Paramour Clauses in Custody Orders

Some divorce or custody agreements include what attorneys call a "paramour clause." This restricts a parent's ability to have new romantic partners around their children during certain hours or under certain conditions. In some states, these are called morality clauses. A Virginia attorney recently noted that the word paramour is "in vogue" in legal circles and that recent Supreme Court opinions have used it when describing romantic entanglements in court cases.

So even in 2025, the word has a practical, enforceable meaning in the lives of real families.

A Liqueur Brand Built Around the Name

The word has found its way onto bottles, too. Paramour Aperitif-Liqueurs, founded by Raquel Tavares and available at thehouseofparamour.com, built its brand identity directly from the word's meaning. Their visual identity draws from the famous 18th-century French painting The Swing by Jean-Honoré Fragonard. The story behind that painting is fitting: a gentleman of the court reportedly asked the painter to depict his mistress being pushed on a swing while he admired her from below.

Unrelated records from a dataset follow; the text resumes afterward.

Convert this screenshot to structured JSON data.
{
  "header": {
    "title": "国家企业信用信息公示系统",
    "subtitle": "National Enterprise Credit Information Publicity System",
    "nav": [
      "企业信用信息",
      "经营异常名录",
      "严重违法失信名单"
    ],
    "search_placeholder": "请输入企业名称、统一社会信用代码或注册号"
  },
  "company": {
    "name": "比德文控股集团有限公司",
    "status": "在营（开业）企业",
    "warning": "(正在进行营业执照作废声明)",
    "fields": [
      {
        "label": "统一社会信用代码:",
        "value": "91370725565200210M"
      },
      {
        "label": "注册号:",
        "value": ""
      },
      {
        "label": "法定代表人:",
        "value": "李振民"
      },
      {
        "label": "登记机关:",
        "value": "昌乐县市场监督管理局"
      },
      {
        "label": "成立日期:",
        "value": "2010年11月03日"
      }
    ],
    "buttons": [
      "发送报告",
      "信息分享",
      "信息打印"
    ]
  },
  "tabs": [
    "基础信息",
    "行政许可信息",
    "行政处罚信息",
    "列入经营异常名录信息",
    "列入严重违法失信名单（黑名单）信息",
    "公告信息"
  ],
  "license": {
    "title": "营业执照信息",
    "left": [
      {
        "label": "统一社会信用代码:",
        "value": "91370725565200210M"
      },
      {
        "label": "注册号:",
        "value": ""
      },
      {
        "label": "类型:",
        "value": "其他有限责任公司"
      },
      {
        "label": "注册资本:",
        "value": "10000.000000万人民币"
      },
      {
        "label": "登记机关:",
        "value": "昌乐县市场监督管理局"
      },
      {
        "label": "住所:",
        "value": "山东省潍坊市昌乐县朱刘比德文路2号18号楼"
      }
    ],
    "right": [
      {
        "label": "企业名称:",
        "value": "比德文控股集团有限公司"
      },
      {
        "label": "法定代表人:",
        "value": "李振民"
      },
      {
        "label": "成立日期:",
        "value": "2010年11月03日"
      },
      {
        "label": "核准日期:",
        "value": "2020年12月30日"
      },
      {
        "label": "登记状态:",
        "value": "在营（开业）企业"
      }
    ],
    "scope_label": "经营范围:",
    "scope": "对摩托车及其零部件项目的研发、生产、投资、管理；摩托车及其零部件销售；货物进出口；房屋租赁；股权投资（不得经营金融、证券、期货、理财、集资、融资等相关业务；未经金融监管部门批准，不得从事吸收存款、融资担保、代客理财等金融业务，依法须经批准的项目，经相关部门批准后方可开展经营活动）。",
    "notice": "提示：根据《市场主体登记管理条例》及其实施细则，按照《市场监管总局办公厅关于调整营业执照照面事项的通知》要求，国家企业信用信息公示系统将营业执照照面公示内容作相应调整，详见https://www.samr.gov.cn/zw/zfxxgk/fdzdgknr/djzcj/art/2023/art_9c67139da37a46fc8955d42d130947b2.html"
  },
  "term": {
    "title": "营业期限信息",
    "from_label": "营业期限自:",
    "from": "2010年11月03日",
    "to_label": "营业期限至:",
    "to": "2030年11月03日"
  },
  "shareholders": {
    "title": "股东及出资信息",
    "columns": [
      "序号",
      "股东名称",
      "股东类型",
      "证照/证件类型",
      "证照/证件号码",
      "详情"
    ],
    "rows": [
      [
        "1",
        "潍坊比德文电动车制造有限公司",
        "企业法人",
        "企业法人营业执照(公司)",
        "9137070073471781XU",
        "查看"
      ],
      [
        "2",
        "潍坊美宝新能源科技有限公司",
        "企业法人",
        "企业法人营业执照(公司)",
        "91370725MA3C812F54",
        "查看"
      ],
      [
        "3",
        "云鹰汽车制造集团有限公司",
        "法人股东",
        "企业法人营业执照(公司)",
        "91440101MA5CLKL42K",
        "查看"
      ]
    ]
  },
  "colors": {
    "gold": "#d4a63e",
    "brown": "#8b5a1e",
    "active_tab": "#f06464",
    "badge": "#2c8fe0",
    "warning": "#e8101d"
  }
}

The brand has earned recognition for its products. Their Cara Cara Orange liqueur won a Silver Award, and the Lavender Yuzu liqueur won a Bronze Award at the 2024 New York International Spirits Competition. As of 2025, the brand holds 8 major spirits awards.

How a Rock Band Got Its Name from a Misheard Word

If you grew up listening to Paramore, you might not know their name connects to this word. According to multiple sources, including Songfacts and American Songwriter, the name originally came from the maiden name of the mother of one of the band's early bass players. Once the group learned that the homophone "paramour" meant "secret lover," they decided to keep the name but spell it differently. Paramore is a 3x Grammy-winning band that formed in Franklin, Tennessee, in 2004.

Writers Still Reach for Paramour in 2026

Paramour has not faded into the background of old English textbooks. Writers at major publications continue to use it when simpler alternatives fall short of what they want to say. In March 2026, IndieWire used it in a film review. That same month, Time magazine described a character as someone's paramour. Variety used the word in describing a Super Bowl commercial. Glamour used it when discussing a TV show's plot reveal. Billboard described a "pop paramour" in a Pepsi ad recreation.

These writers chose paramour because it communicates something that "partner" or "love interest" cannot. It suggests secrecy, closeness, risk, and intensity all in a single word, and readers pick up on that right away.

A Word That Kept Its Feeling Across Centuries

Paramour started as a way to talk about sacred love, the kind directed at God. It moved through medieval poetry, passed through Shakespeare's hands, landed in courtrooms, showed up on liqueur bottles and concert stages, and still appears in entertainment writing as recently as this year. Through all of that, the word has kept the same essential feeling: love that exists outside of ordinary expectations, pursued for its own sake and nothing else.

The Oxford English Dictionary updated its entry for paramour in June 2025, which tells you the word is still being studied and still considered worthy of attention by scholars. And given how often it keeps appearing in new places, it seems safe to say paramour will be around for a good while longer.